El cazador celeste

por Roberto Calasso[1] [2]

(Traducción de Edgardo Dobry[3])

A sus veinte años, Ovidio era un provinciano de buena familia que buscaba hacerse un lugar en Roma. Se resistía a la idea de entrar en una carrera seria, de esas que gustan a los padres. La retórica no lo empujaba por el lado del foro sino por el del verso, que manaba de su boca como la prosa de la de Monsieur Jourdain. El primer dios que conoció fue Cupido. Risueño, el dios le había arrancado un pie a los hexámetros y los había suavizado en dísticos elegiacos. Era un robo –y Ovidio iba a dedicar la vida a mostrar cómo el robo es ante todo un acto erótico.

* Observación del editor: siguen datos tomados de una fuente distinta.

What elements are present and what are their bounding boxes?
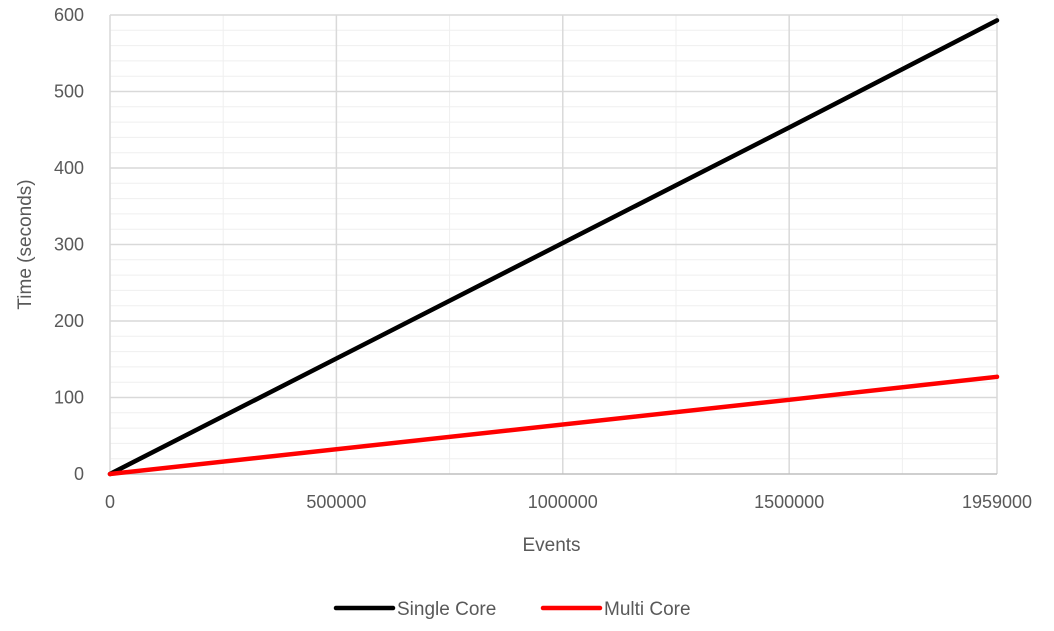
legend-label: Multi Core: [604, 599, 691, 620]
x-tick-label: 0: [105, 492, 115, 512]
x-axis-tick-labels: 0 500000 1000000 1500000 1959000: [105, 492, 1032, 512]
series-lines: [107, 18, 1000, 477]
series-line-multi-core: [107, 374, 1000, 477]
y-axis-title: Time (seconds): [15, 179, 36, 309]
y-tick-label: 200: [54, 311, 84, 331]
major-gridlines: [109, 14, 998, 474]
y-tick-label: 0: [74, 464, 84, 484]
y-tick-label: 100: [54, 388, 84, 408]
x-tick-label: 1959000: [962, 492, 1032, 512]
legend: Single Core Multi Core: [333, 599, 691, 620]
y-axis-tick-labels: 0 100 200 300 400 500 600: [54, 5, 84, 484]
x-tick-label: 1000000: [528, 492, 598, 512]
y-tick-label: 400: [54, 158, 84, 178]
legend-label: Single Core: [397, 599, 496, 620]
y-tick-label: 600: [54, 5, 84, 25]
series-line-single-core: [107, 18, 1000, 477]
y-tick-label: 500: [54, 82, 84, 102]
y-tick-label: 300: [54, 235, 84, 255]
x-axis-title: Events: [522, 535, 580, 556]
x-tick-label: 1500000: [754, 492, 824, 512]
x-tick-label: 500000: [306, 492, 366, 512]
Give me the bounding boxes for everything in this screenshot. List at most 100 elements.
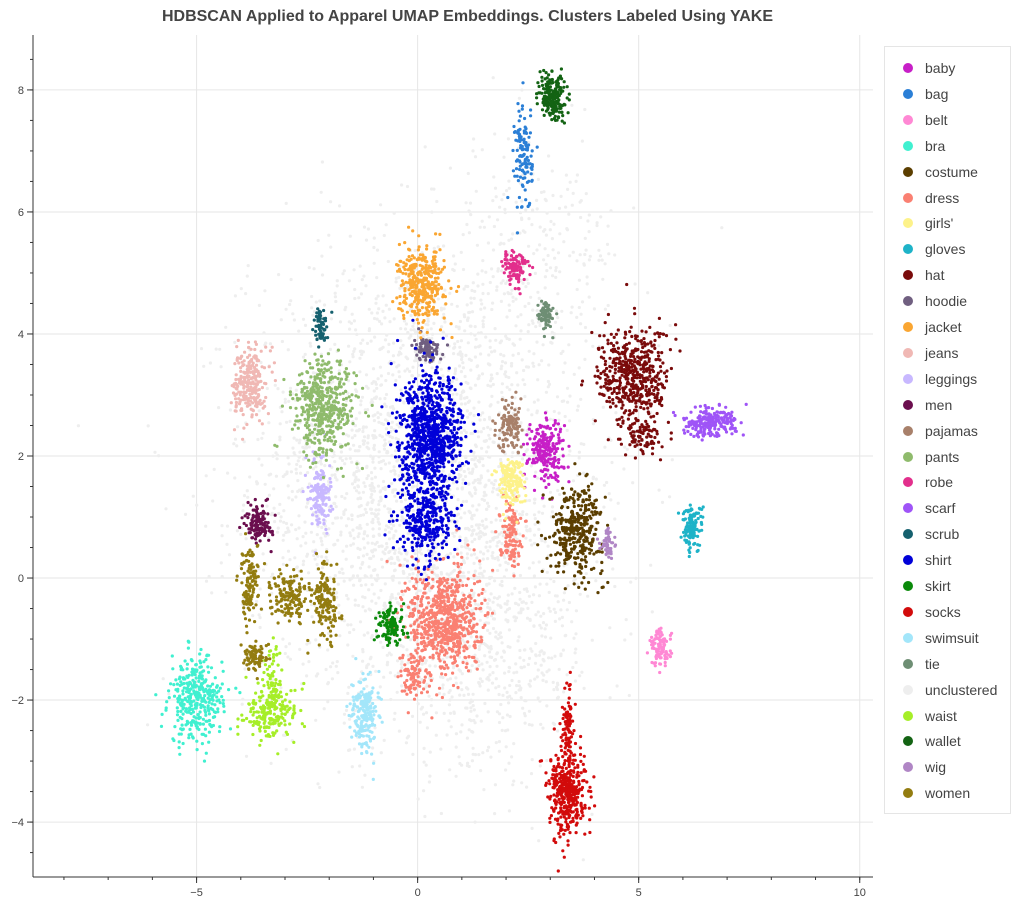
point: [304, 446, 308, 450]
point: [503, 671, 507, 675]
point: [505, 385, 509, 389]
point: [481, 322, 485, 326]
point: [391, 536, 395, 540]
point: [532, 437, 537, 441]
point: [539, 626, 543, 630]
point: [456, 561, 460, 566]
point: [242, 494, 247, 498]
point: [385, 333, 389, 337]
point: [339, 516, 343, 520]
point: [559, 326, 564, 330]
point: [454, 732, 458, 736]
point: [518, 656, 522, 660]
point: [503, 556, 507, 560]
point: [447, 432, 451, 436]
point: [399, 327, 403, 331]
point: [507, 375, 511, 380]
point: [378, 490, 382, 494]
point: [566, 400, 570, 404]
point: [649, 563, 653, 567]
point: [509, 697, 514, 701]
point: [590, 482, 594, 486]
point: [587, 213, 591, 217]
point: [532, 400, 537, 404]
point: [514, 691, 518, 695]
point: [505, 690, 509, 695]
point: [511, 295, 515, 299]
point: [357, 449, 361, 453]
point: [344, 399, 349, 403]
point: [473, 491, 477, 495]
point: [546, 544, 550, 548]
point: [504, 560, 508, 565]
point: [393, 561, 397, 566]
point: [503, 602, 507, 606]
point: [426, 323, 430, 327]
point: [399, 500, 403, 504]
point: [596, 591, 600, 595]
point: [352, 349, 356, 353]
point: [448, 677, 452, 681]
point: [496, 493, 500, 497]
point: [371, 554, 376, 558]
point: [594, 579, 598, 583]
point: [461, 583, 465, 588]
point: [202, 364, 206, 368]
point: [556, 488, 560, 493]
point: [454, 745, 458, 749]
point: [481, 319, 485, 323]
point: [573, 577, 578, 581]
point: [333, 291, 337, 295]
point: [207, 708, 211, 712]
point: [582, 471, 586, 475]
point: [496, 269, 500, 273]
point: [353, 598, 357, 602]
point: [381, 345, 385, 349]
point: [496, 218, 500, 222]
point: [323, 534, 327, 538]
point: [530, 826, 534, 831]
point: [529, 108, 533, 112]
point: [368, 484, 372, 488]
point: [461, 660, 465, 665]
point: [578, 253, 582, 257]
point: [573, 679, 578, 683]
point: [215, 691, 219, 695]
point: [519, 696, 523, 700]
point: [578, 514, 582, 518]
point: [348, 717, 352, 721]
point: [428, 664, 432, 668]
series-bag: [506, 81, 539, 235]
point: [529, 647, 533, 651]
point: [374, 669, 378, 673]
point: [397, 602, 401, 606]
point: [248, 475, 252, 479]
point: [185, 662, 189, 666]
point: [516, 129, 520, 133]
series-unclustered: [76, 76, 724, 862]
point: [533, 661, 538, 665]
point: [346, 597, 350, 601]
point: [297, 514, 301, 518]
point: [458, 319, 462, 324]
point: [446, 522, 450, 526]
point: [629, 632, 633, 636]
point: [369, 507, 374, 511]
point: [358, 349, 362, 353]
point: [367, 307, 371, 311]
point: [524, 699, 528, 703]
point: [582, 522, 586, 526]
point: [213, 676, 217, 680]
point: [451, 661, 455, 665]
point: [441, 330, 445, 334]
point: [272, 487, 276, 491]
point: [359, 292, 363, 296]
point: [205, 654, 209, 658]
point: [281, 474, 285, 479]
point: [477, 663, 481, 668]
point: [387, 440, 391, 444]
point: [536, 476, 540, 480]
point: [461, 267, 466, 272]
point: [539, 533, 544, 538]
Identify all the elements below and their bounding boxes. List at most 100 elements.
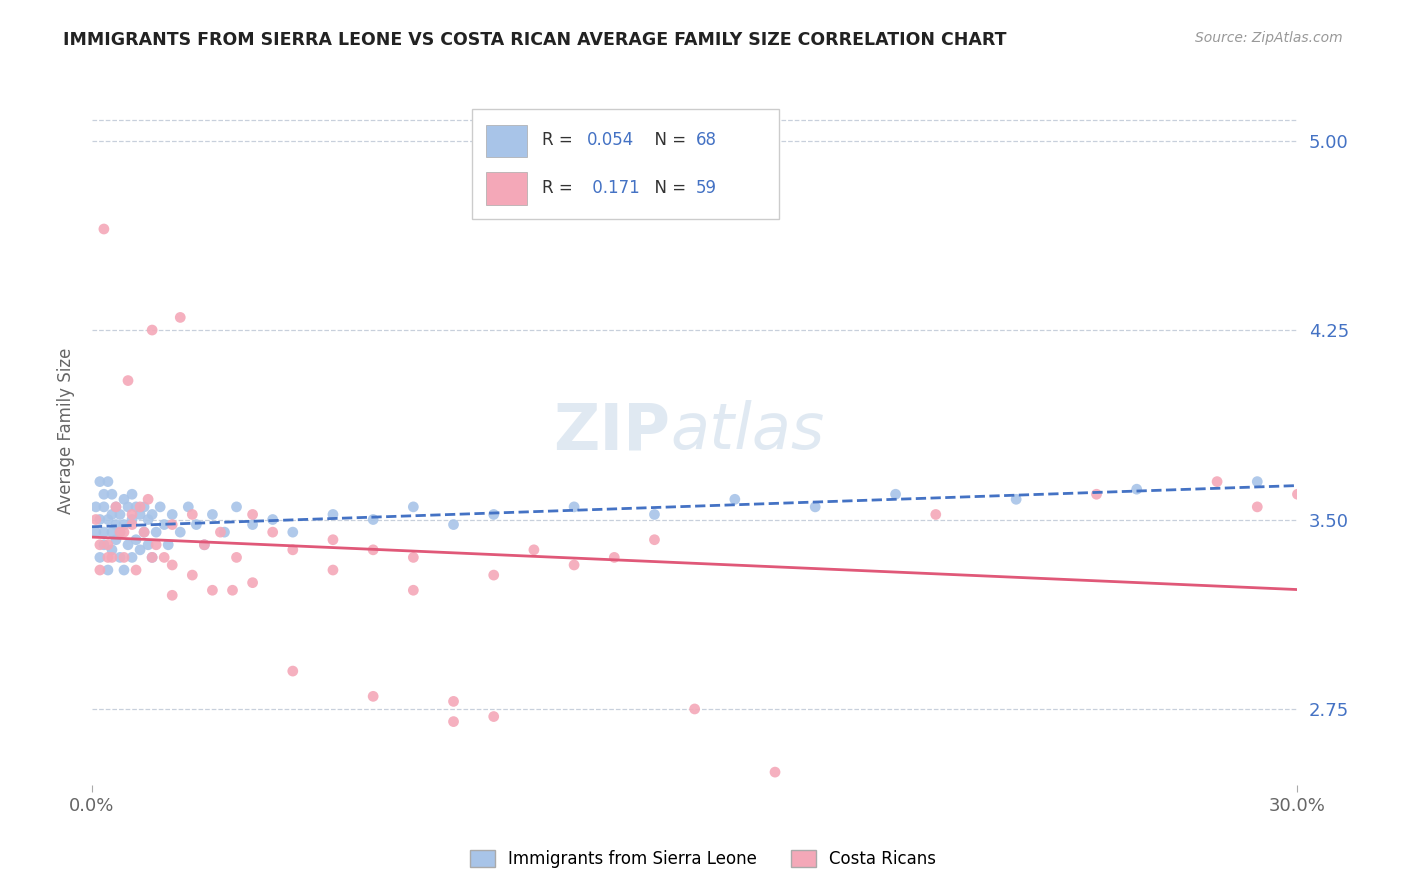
Point xyxy=(443,517,465,532)
Point xyxy=(322,533,344,547)
Point xyxy=(153,550,176,565)
Text: 0.054: 0.054 xyxy=(588,131,634,149)
Point xyxy=(108,525,131,540)
Text: atlas: atlas xyxy=(671,401,825,462)
Point xyxy=(523,542,546,557)
Point xyxy=(125,500,148,514)
Point xyxy=(242,508,264,522)
Point xyxy=(101,525,124,540)
Point xyxy=(201,583,224,598)
Point xyxy=(93,487,115,501)
Point xyxy=(112,492,135,507)
Point xyxy=(281,525,304,540)
Point xyxy=(108,550,131,565)
Point xyxy=(402,500,425,514)
Point xyxy=(136,538,159,552)
Point xyxy=(160,558,183,572)
Text: 68: 68 xyxy=(696,131,717,149)
Point xyxy=(129,500,152,514)
Point xyxy=(112,517,135,532)
Point xyxy=(153,517,176,532)
Point xyxy=(121,512,143,526)
Point xyxy=(482,709,505,723)
Point xyxy=(117,374,139,388)
Point xyxy=(1206,475,1229,489)
Point xyxy=(177,500,200,514)
Point xyxy=(132,525,155,540)
Text: Source: ZipAtlas.com: Source: ZipAtlas.com xyxy=(1195,31,1343,45)
Text: N =: N = xyxy=(644,179,692,197)
Point xyxy=(1005,492,1028,507)
Point xyxy=(160,517,183,532)
Point xyxy=(97,563,120,577)
Point xyxy=(101,542,124,557)
Point xyxy=(129,508,152,522)
Point xyxy=(89,512,111,526)
Point xyxy=(121,517,143,532)
Point xyxy=(281,542,304,557)
Point xyxy=(136,512,159,526)
Point xyxy=(361,690,384,704)
Point xyxy=(562,558,585,572)
Point xyxy=(402,583,425,598)
Text: 59: 59 xyxy=(696,179,717,197)
Point xyxy=(145,538,167,552)
Point xyxy=(1085,487,1108,501)
Point xyxy=(93,500,115,514)
Text: IMMIGRANTS FROM SIERRA LEONE VS COSTA RICAN AVERAGE FAMILY SIZE CORRELATION CHAR: IMMIGRANTS FROM SIERRA LEONE VS COSTA RI… xyxy=(63,31,1007,49)
Point xyxy=(1125,482,1147,496)
FancyBboxPatch shape xyxy=(471,109,779,219)
Point xyxy=(89,475,111,489)
Point xyxy=(104,533,127,547)
Point xyxy=(209,525,232,540)
Point xyxy=(169,310,191,325)
Text: R =: R = xyxy=(541,131,578,149)
Point xyxy=(402,550,425,565)
Point xyxy=(93,525,115,540)
Point xyxy=(262,512,284,526)
Point xyxy=(104,500,127,514)
Point xyxy=(214,525,236,540)
Point xyxy=(181,508,204,522)
Point xyxy=(1246,475,1268,489)
Text: ZIP: ZIP xyxy=(554,401,671,462)
Point xyxy=(97,475,120,489)
Point xyxy=(84,500,107,514)
Point xyxy=(884,487,907,501)
Point xyxy=(160,508,183,522)
Point xyxy=(724,492,747,507)
Point xyxy=(443,694,465,708)
Point xyxy=(1286,487,1309,501)
Point xyxy=(562,500,585,514)
Point xyxy=(482,568,505,582)
Point xyxy=(84,512,107,526)
Point xyxy=(84,525,107,540)
Text: N =: N = xyxy=(644,131,692,149)
Point xyxy=(117,538,139,552)
Point xyxy=(193,538,215,552)
Point xyxy=(89,550,111,565)
Point xyxy=(117,500,139,514)
Point xyxy=(101,550,124,565)
Point xyxy=(242,575,264,590)
Point xyxy=(643,533,665,547)
Point xyxy=(112,563,135,577)
Bar xyxy=(486,172,527,205)
Point xyxy=(121,508,143,522)
Point xyxy=(322,508,344,522)
Point xyxy=(93,222,115,236)
Point xyxy=(104,517,127,532)
Point xyxy=(763,765,786,780)
Point xyxy=(361,512,384,526)
Point xyxy=(262,525,284,540)
Point xyxy=(361,542,384,557)
Point xyxy=(132,500,155,514)
Point xyxy=(242,517,264,532)
Point xyxy=(129,542,152,557)
Point xyxy=(603,550,626,565)
Point xyxy=(643,508,665,522)
Point xyxy=(225,500,247,514)
Point xyxy=(97,512,120,526)
Point xyxy=(101,508,124,522)
Point xyxy=(141,323,163,337)
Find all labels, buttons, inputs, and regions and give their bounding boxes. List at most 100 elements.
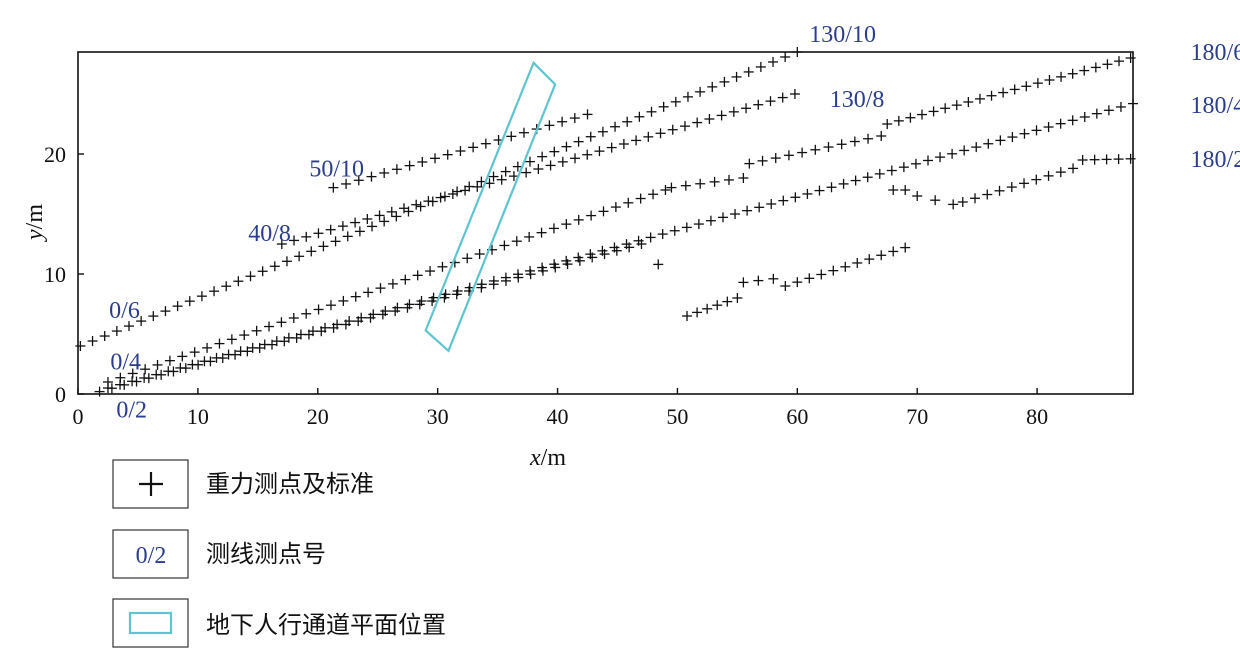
gravity-point bbox=[618, 139, 629, 149]
gravity-point bbox=[790, 192, 801, 203]
gravity-point bbox=[743, 66, 754, 77]
gravity-point bbox=[226, 334, 237, 345]
gravity-point bbox=[951, 100, 962, 111]
gravity-point bbox=[732, 293, 743, 303]
gravity-point bbox=[499, 240, 510, 251]
gravity-point bbox=[780, 281, 791, 291]
gravity-point bbox=[836, 139, 847, 150]
gravity-point bbox=[214, 338, 225, 349]
gravity-point bbox=[681, 222, 692, 233]
gravity-point bbox=[374, 210, 385, 221]
gravity-point bbox=[387, 278, 398, 289]
gravity-point bbox=[524, 156, 535, 167]
gravity-point bbox=[753, 99, 764, 110]
gravity-point bbox=[755, 61, 766, 72]
legend-box-tunnel bbox=[112, 598, 189, 648]
gravity-point bbox=[87, 336, 98, 347]
gravity-point bbox=[731, 71, 742, 82]
gravity-point bbox=[561, 255, 572, 266]
point-label: 180/6 bbox=[1191, 40, 1240, 66]
x-tick-label: 60 bbox=[786, 404, 808, 429]
gravity-point bbox=[802, 188, 813, 199]
gravity-point bbox=[320, 322, 331, 333]
gravity-point bbox=[404, 299, 415, 310]
gravity-point bbox=[172, 301, 183, 312]
gravity-point bbox=[325, 300, 336, 311]
gravity-point bbox=[94, 386, 105, 397]
gravity-point bbox=[682, 91, 693, 102]
point-label: 130/10 bbox=[809, 22, 876, 48]
gravity-point bbox=[935, 152, 946, 163]
gravity-point bbox=[635, 193, 646, 204]
gravity-point bbox=[294, 251, 305, 262]
gravity-point bbox=[959, 145, 970, 156]
gravity-point bbox=[692, 117, 703, 128]
gravity-point bbox=[777, 92, 788, 103]
gravity-point bbox=[536, 227, 547, 238]
gravity-point bbox=[338, 295, 349, 306]
gravity-point bbox=[102, 383, 113, 393]
gravity-point bbox=[488, 275, 499, 286]
gravity-point bbox=[947, 148, 958, 159]
gravity-point bbox=[415, 201, 426, 212]
gravity-point bbox=[354, 226, 365, 237]
gravity-point bbox=[864, 254, 875, 265]
gravity-point bbox=[655, 128, 666, 139]
gravity-point bbox=[398, 203, 409, 214]
gravity-point bbox=[948, 199, 959, 210]
gravity-point bbox=[350, 217, 361, 228]
tunnel-layer bbox=[424, 60, 557, 353]
gravity-point bbox=[307, 326, 318, 337]
gravity-point bbox=[1019, 128, 1030, 139]
gravity-point bbox=[957, 197, 968, 207]
gravity-point bbox=[658, 101, 669, 112]
gravity-point bbox=[585, 131, 596, 142]
gravity-point bbox=[1091, 108, 1102, 119]
gravity-point bbox=[380, 306, 391, 317]
gravity-point bbox=[680, 180, 691, 191]
gravity-point bbox=[597, 245, 608, 256]
gravity-point bbox=[452, 186, 463, 197]
gravity-point bbox=[1068, 163, 1079, 174]
gravity-point bbox=[1077, 155, 1088, 165]
gravity-point bbox=[709, 176, 720, 187]
gravity-point bbox=[164, 355, 175, 366]
gravity-point bbox=[1055, 167, 1066, 178]
gravity-point bbox=[1031, 125, 1042, 136]
gravity-point bbox=[189, 347, 200, 358]
gravity-point bbox=[353, 175, 364, 186]
gravity-point bbox=[115, 379, 126, 390]
gravity-point bbox=[816, 269, 827, 280]
gravity-point bbox=[912, 191, 923, 201]
gravity-point bbox=[1021, 81, 1032, 92]
gravity-point bbox=[306, 246, 317, 257]
gravity-point bbox=[707, 81, 718, 92]
gravity-point bbox=[1043, 122, 1054, 133]
gravity-point bbox=[152, 359, 163, 370]
gravity-point bbox=[199, 356, 210, 367]
gravity-point bbox=[416, 296, 427, 307]
gravity-point bbox=[994, 185, 1005, 196]
gravity-point bbox=[905, 112, 916, 123]
gravity-point bbox=[1056, 71, 1067, 82]
gravity-point bbox=[111, 326, 122, 337]
gravity-point bbox=[692, 307, 703, 318]
point-label: 50/10 bbox=[309, 156, 364, 182]
gravity-point bbox=[753, 275, 764, 286]
gravity-point bbox=[283, 332, 294, 343]
gravity-point bbox=[704, 114, 715, 124]
gravity-point bbox=[524, 231, 535, 242]
gravity-point bbox=[75, 341, 86, 351]
gravity-point bbox=[862, 172, 873, 183]
gravity-point bbox=[209, 286, 220, 297]
gravity-point bbox=[391, 164, 402, 175]
gravity-point bbox=[276, 239, 287, 249]
gravity-point bbox=[849, 136, 860, 147]
gravity-point bbox=[437, 261, 448, 272]
gravity-point bbox=[518, 127, 529, 138]
gravity-point bbox=[716, 110, 727, 121]
point-label: 0/6 bbox=[109, 298, 140, 324]
gravity-point bbox=[462, 253, 473, 264]
x-tick-label: 40 bbox=[547, 404, 569, 429]
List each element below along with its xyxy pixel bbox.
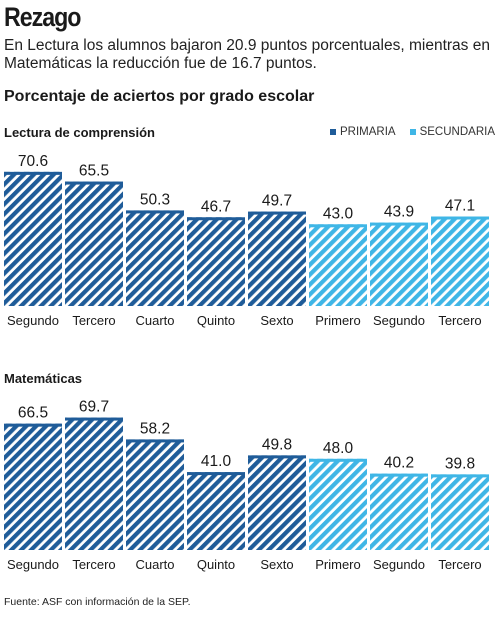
- legend: PRIMARIA SECUNDARIA: [330, 126, 495, 138]
- category-label-tercero-primaria: Tercero: [72, 557, 115, 572]
- bar-tercero-primaria: [65, 181, 123, 306]
- bar-cap-segundo-secundaria: [370, 473, 428, 477]
- bar-segundo-secundaria: [370, 473, 428, 550]
- legend-swatch-secundaria: [409, 129, 416, 135]
- chart-headline: Rezago: [4, 2, 81, 32]
- bar-cap-tercero-primaria: [65, 417, 123, 421]
- category-label-sexto-primaria: Sexto: [260, 313, 293, 328]
- category-label-segundo-primaria: Segundo: [7, 313, 59, 328]
- value-label-segundo-secundaria: 40.2: [384, 455, 414, 472]
- panel-title-lectura: Lectura de comprensión: [4, 125, 155, 140]
- bar-cuarto-primaria: [126, 210, 184, 306]
- value-label-quinto-primaria: 46.7: [201, 198, 231, 215]
- bar-cap-cuarto-primaria: [126, 210, 184, 214]
- panel-title-matematicas: Matemáticas: [4, 371, 83, 386]
- legend-item-secundaria: SECUNDARIA: [409, 126, 495, 138]
- value-label-tercero-primaria: 69.7: [79, 399, 109, 416]
- bar-cap-tercero-secundaria: [431, 216, 489, 220]
- bar-tercero-primaria: [65, 417, 123, 550]
- value-label-segundo-secundaria: 43.9: [384, 204, 414, 221]
- value-label-tercero-primaria: 65.5: [79, 163, 109, 180]
- bar-cap-quinto-primaria: [187, 472, 245, 476]
- bar-sexto-primaria: [248, 211, 306, 306]
- source-note: Fuente: ASF con información de la SEP.: [4, 596, 191, 608]
- bar-cap-primero-secundaria: [309, 224, 367, 228]
- category-label-quinto-primaria: Quinto: [197, 313, 235, 328]
- bar-primero-secundaria: [309, 458, 367, 550]
- category-label-primero-secundaria: Primero: [315, 313, 361, 328]
- category-label-cuarto-primaria: Cuarto: [135, 313, 174, 328]
- bar-segundo-primaria: [4, 423, 62, 550]
- category-label-sexto-primaria: Sexto: [260, 557, 293, 572]
- bar-quinto-primaria: [187, 472, 245, 550]
- value-label-sexto-primaria: 49.7: [262, 193, 292, 210]
- category-label-tercero-primaria: Tercero: [72, 313, 115, 328]
- bar-quinto-primaria: [187, 217, 245, 306]
- category-label-segundo-secundaria: Segundo: [373, 313, 425, 328]
- bar-sexto-primaria: [248, 455, 306, 550]
- value-label-segundo-primaria: 66.5: [18, 405, 48, 422]
- bar-tercero-secundaria: [431, 474, 489, 550]
- value-label-sexto-primaria: 49.8: [262, 436, 292, 453]
- category-label-primero-secundaria: Primero: [315, 557, 361, 572]
- bar-cap-tercero-primaria: [65, 181, 123, 185]
- chart-matematicas: 66.5 Segundo 69.7 Tercero 58.2 Cuarto 41.0 Quin…: [4, 399, 489, 572]
- value-label-cuarto-primaria: 58.2: [140, 420, 170, 437]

Entonces ya no se sentía obligado a la gravedad épica. Ovidio se veía inducido por el metro aligerado a cantar a cierta “muchacha de larga cabellera bien cuidada”. Así nacieron los Amores, fieles únicamente a la irreverencia del dios que había invadido el “corazón solitario” del poeta con una sola palabra, genérica e imperiosa: Amor.

            La impertinencia de Ovidio invistió también al soberano de los dioses, desde el principio de las Metamorfosis. En la primera de sus aventuras amorosas, Zeus se dirige a Ío llamándola “virgen digna de Júpiter” –y hasta aquí bromeaba–, pero a continuación no se contiene y habla de sí como de un dios “que no es de la plebe”, “nec de plebe deo”. ¿Existía acaso una plebe de los dioses? Idea desconcertante que el poema había ya insinuado pocos versos más arriba. En el Olimpo, a derecha e izquierda del palacio de Zeus, se abrían de par en par las puertas de las casas de los otros dioses. Más allá, dispersas e irregulares, la casas de la plebe (“plebs hábitat diversa locis”). No sorprende que, inmediatamente después, Ovidio se atreva a hablar de un “Palatino del cielo”. Porque, según su descripción, el Olimpo es una duplicación celeste de la Roma imperial. Aquel que estaba por dedicar miles de versos a una secuencia ininterrumpida de prodigios no consideraba necesario señalar una diferencia entre la morada de los dioses y a de sus conciudadanos. Nunca la vida de los dioses se había superpuesto a tal punto, hasta en los mínimos e íntimos detalles, a la de los habitantes de una metrópoli, de esa ciudad que pretendía ser la ciudad. Pero eso no atenuaba en absoluto el carácter mágico de los prodigios que estaban a punto de ser narrados. Este es el escándalo particular de las Metamorfosis: relato de un mundo tejido de prodigios y habitado por personajes –dioses, sobre todo– que razonan como si los prodigios ya solo se encontraran en los poemas. El joven Ovidio lo había anunciado con crudeza, en un dístico de los Amores: “Hablo de los falsos prodigios de los poetas antiguos,/ que no han sucedido nunca ni sucederán”.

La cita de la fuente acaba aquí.